Nelson Mandela's health status in question amidst differing reports
The AP reports that Mandela's health is listed as "perilous" and that he is described as facing "impending death" in said documents, which came to light when the Mandela family filed to have the bodies of three of Mandela's children exhumed from his grandson's property and moved back to the family burial site. The grandson allegedly moved the bodies without permission in 2011.
However, the president's office denies some of the language of the court documents, saying that Mandela is not in a "permanent vegetative state" and that his condition is critical but stable.
The chief executive of the Faculty of Consulting Physicians of South Africa, Dr. Adri Kok, tells the AP that the longer an older person is on life support, the harder it is to wean them off.
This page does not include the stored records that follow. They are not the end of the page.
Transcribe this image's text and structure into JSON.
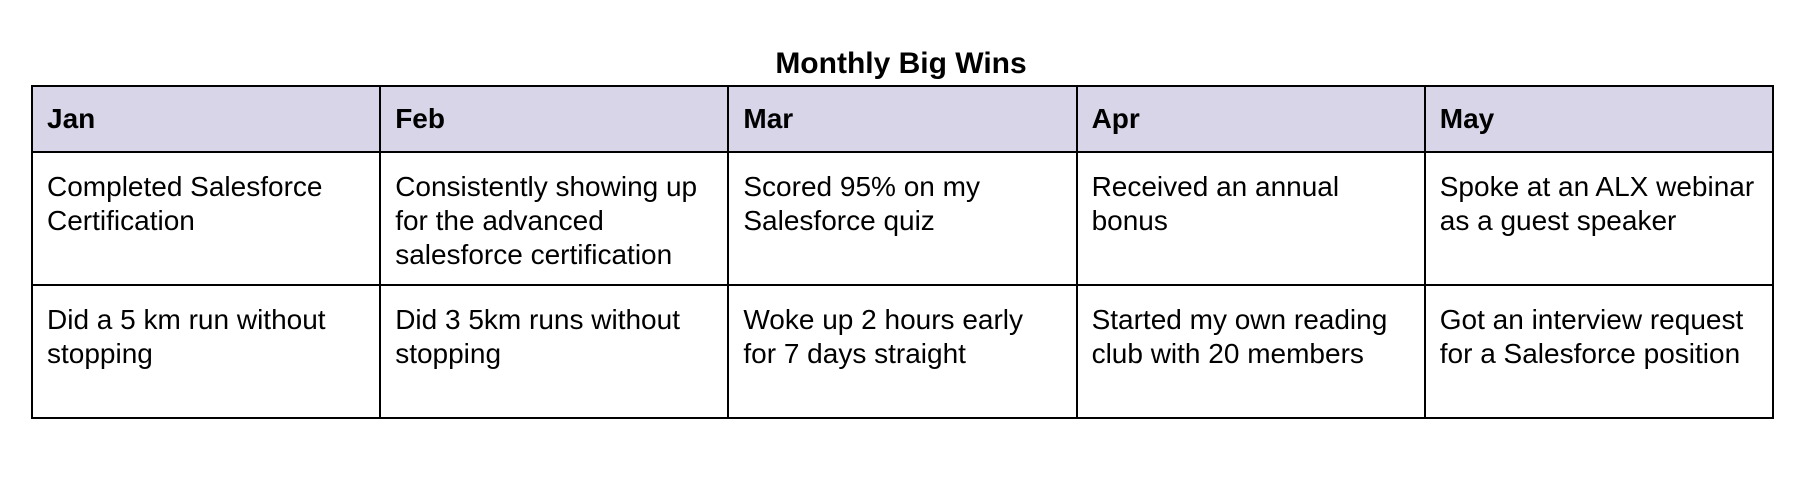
{
  "title": "Monthly Big Wins",
  "colors": {
    "header_background": "#d9d5e8",
    "border": "#000000",
    "text": "#000000"
  },
  "table": {
    "headers": [
      "Jan",
      "Feb",
      "Mar",
      "Apr",
      "May"
    ],
    "rows": [
      [
        "Completed Salesforce Certification",
        "Consistently showing up for the advanced salesforce certification",
        "Scored 95% on my Salesforce quiz",
        "Received an annual bonus",
        "Spoke at an ALX webinar as a guest speaker"
      ],
      [
        "Did a 5 km run without stopping",
        "Did 3 5km runs without stopping",
        "Woke up 2 hours early for 7 days straight",
        "Started my own reading club with 20 members",
        "Got an interview request for a Salesforce position"
      ]
    ]
  }
}
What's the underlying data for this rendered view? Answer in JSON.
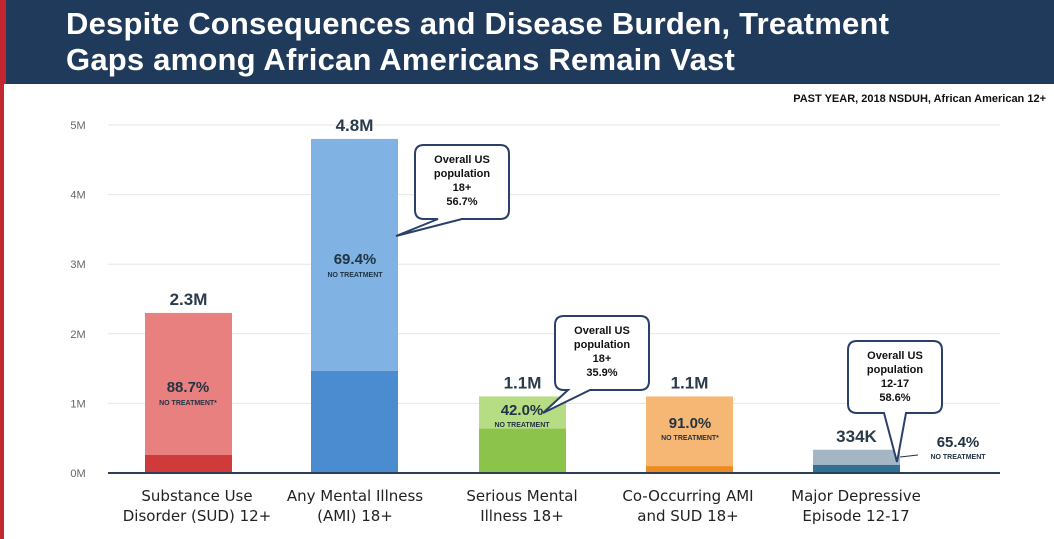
{
  "header": {
    "title_line1": "Despite Consequences and Disease Burden, Treatment",
    "title_line2": "Gaps among African Americans Remain Vast"
  },
  "source_note": "PAST YEAR, 2018 NSDUH, African American 12+",
  "colors": {
    "header_bg": "#1f3a5a",
    "accent_red": "#c0282d"
  },
  "chart_data": {
    "type": "bar",
    "ylim": [
      0,
      5
    ],
    "yticks": [
      {
        "value": 0,
        "label": "0M"
      },
      {
        "value": 1,
        "label": "1M"
      },
      {
        "value": 2,
        "label": "2M"
      },
      {
        "value": 3,
        "label": "3M"
      },
      {
        "value": 4,
        "label": "4M"
      },
      {
        "value": 5,
        "label": "5M"
      }
    ],
    "grid": true,
    "bars": [
      {
        "label_line1": "Substance Use",
        "label_line2": "Disorder (SUD) 12+",
        "total": 2.3,
        "total_label": "2.3M",
        "no_treatment_pct": 88.7,
        "pct_label": "88.7%",
        "sub_label": "NO TREATMENT*",
        "light_color": "#e88080",
        "dark_color": "#d13a3a",
        "pct_text_color": "#223344"
      },
      {
        "label_line1": "Any Mental Illness",
        "label_line2": "(AMI) 18+",
        "total": 4.8,
        "total_label": "4.8M",
        "no_treatment_pct": 69.4,
        "pct_label": "69.4%",
        "sub_label": "NO TREATMENT",
        "light_color": "#80b3e3",
        "dark_color": "#4a8ccf",
        "pct_text_color": "#223344",
        "callout": [
          "Overall US",
          "population",
          "18+",
          "56.7%"
        ]
      },
      {
        "label_line1": "Serious Mental",
        "label_line2": "Illness 18+",
        "total": 1.1,
        "total_label": "1.1M",
        "no_treatment_pct": 42.0,
        "pct_label": "42.0%",
        "sub_label": "NO TREATMENT",
        "light_color": "#b6dc84",
        "dark_color": "#8cc34a",
        "pct_text_color": "#223344",
        "callout": [
          "Overall US",
          "population",
          "18+",
          "35.9%"
        ]
      },
      {
        "label_line1": "Co-Occurring AMI",
        "label_line2": "and SUD 18+",
        "total": 1.1,
        "total_label": "1.1M",
        "no_treatment_pct": 91.0,
        "pct_label": "91.0%",
        "sub_label": "NO TREATMENT*",
        "light_color": "#f7b774",
        "dark_color": "#ee8a22",
        "pct_text_color": "#223344"
      },
      {
        "label_line1": "Major Depressive",
        "label_line2": "Episode 12-17",
        "total": 0.334,
        "total_label": "334K",
        "no_treatment_pct": 65.4,
        "pct_label": "65.4%",
        "sub_label": "NO TREATMENT",
        "light_color": "#a4b5c4",
        "dark_color": "#2f7196",
        "pct_text_color": "#223344",
        "callout": [
          "Overall US",
          "population",
          "12-17",
          "58.6%"
        ]
      }
    ]
  }
}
She is not, however, Mandela's acting physician, but she does offer up some insight into Mandela being on life support.
Kok says, "It indicates a very poor prognosis for recovery because it means that he's either too weak or too sick to breathe on his own. Usually if a person does need that, any person, not keeping in mind his age at all, for any person it would be indicative of a grave illness. When they say 'perilous' I think that would be a fair description."
Mandela's wife, Graca Machel, said at a fundraising drive that this is an opportunity for their country to come together.
"Whatever is the outcome of his stay in hospital, that will remain the second time where he offered his nation an opportunity to be united under the banner of our flag, under the banner of our constitution," says Machel, referring to his previous 27-year imprisonment and subsequent freeing and being elected president of South Africa in an all-race election.